Interactions of Buforin II with Phosphatidylcholine and Phosphatidylglycerol Lipid Bilyaers

The peptide Buforin II (BF2) displays lethal activity toward a wide range of pathogens. Many antimicrobial peptides kill cells by disrupting membranes or forming membrane pores. In contrast, BF2 kills target cells without apparent membrane disruption. The hypothesis is that BF2 diffuses across cell membranes and binds to DNA. To understand BF2’s antimicrobial action, its membrane translocation mechanism must be elucidated. We are investigating the effects of lipid composition on BF2’s translocation using vesicle assays and molecular dynamics (MD) simulations. BF2’s ability to translocate across neutral phosphatidylcholine (PC) or negative phosphatidylglycerol (PG) membranes has been probed with an assay in which fluorescence resonance energy transfer (FRET) is used to visualize the movement of BF2 into vesicles encapsulating trypsin.
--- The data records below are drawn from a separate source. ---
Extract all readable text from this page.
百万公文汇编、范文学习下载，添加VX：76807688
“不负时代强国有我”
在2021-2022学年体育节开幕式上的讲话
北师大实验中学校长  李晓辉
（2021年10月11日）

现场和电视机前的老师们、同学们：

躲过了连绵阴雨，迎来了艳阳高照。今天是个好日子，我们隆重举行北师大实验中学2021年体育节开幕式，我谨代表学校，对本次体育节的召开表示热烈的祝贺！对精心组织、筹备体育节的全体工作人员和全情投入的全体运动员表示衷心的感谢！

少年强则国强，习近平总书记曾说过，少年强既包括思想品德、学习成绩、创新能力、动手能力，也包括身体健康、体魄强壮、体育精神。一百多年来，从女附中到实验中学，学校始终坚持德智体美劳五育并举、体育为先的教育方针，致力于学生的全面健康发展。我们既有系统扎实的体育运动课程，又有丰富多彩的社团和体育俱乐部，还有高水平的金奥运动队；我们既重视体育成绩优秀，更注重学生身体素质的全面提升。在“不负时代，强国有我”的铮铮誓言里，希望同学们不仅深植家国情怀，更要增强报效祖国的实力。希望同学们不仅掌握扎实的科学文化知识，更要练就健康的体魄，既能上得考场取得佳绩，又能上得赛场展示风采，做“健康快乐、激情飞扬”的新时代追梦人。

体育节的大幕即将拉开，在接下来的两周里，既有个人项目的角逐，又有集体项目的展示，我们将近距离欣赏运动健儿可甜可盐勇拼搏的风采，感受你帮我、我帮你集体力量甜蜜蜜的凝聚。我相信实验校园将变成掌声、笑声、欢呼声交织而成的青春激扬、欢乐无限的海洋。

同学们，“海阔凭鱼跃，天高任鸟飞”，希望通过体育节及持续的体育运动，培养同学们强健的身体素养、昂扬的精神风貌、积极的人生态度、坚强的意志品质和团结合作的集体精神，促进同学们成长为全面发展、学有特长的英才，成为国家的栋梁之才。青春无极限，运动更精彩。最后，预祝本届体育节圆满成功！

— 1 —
A similar assay omitting trypsin is used to measure binding of BF2 to PC and PG vesicles. We have run MD simulations of BF2 with PC and PG membranes to obtain molecular‐level insight into these interactions. The data show that BF2 crosses pure PG bilayers, but not PC bilayers. However, the binding curves for PG and PC are similar, indicating that BF2 binds comparably to both surfaces. Therefore, although BF2 is similarly attracted to PC and PG membranes, the negative charge of PG membranes is crucial for translocation.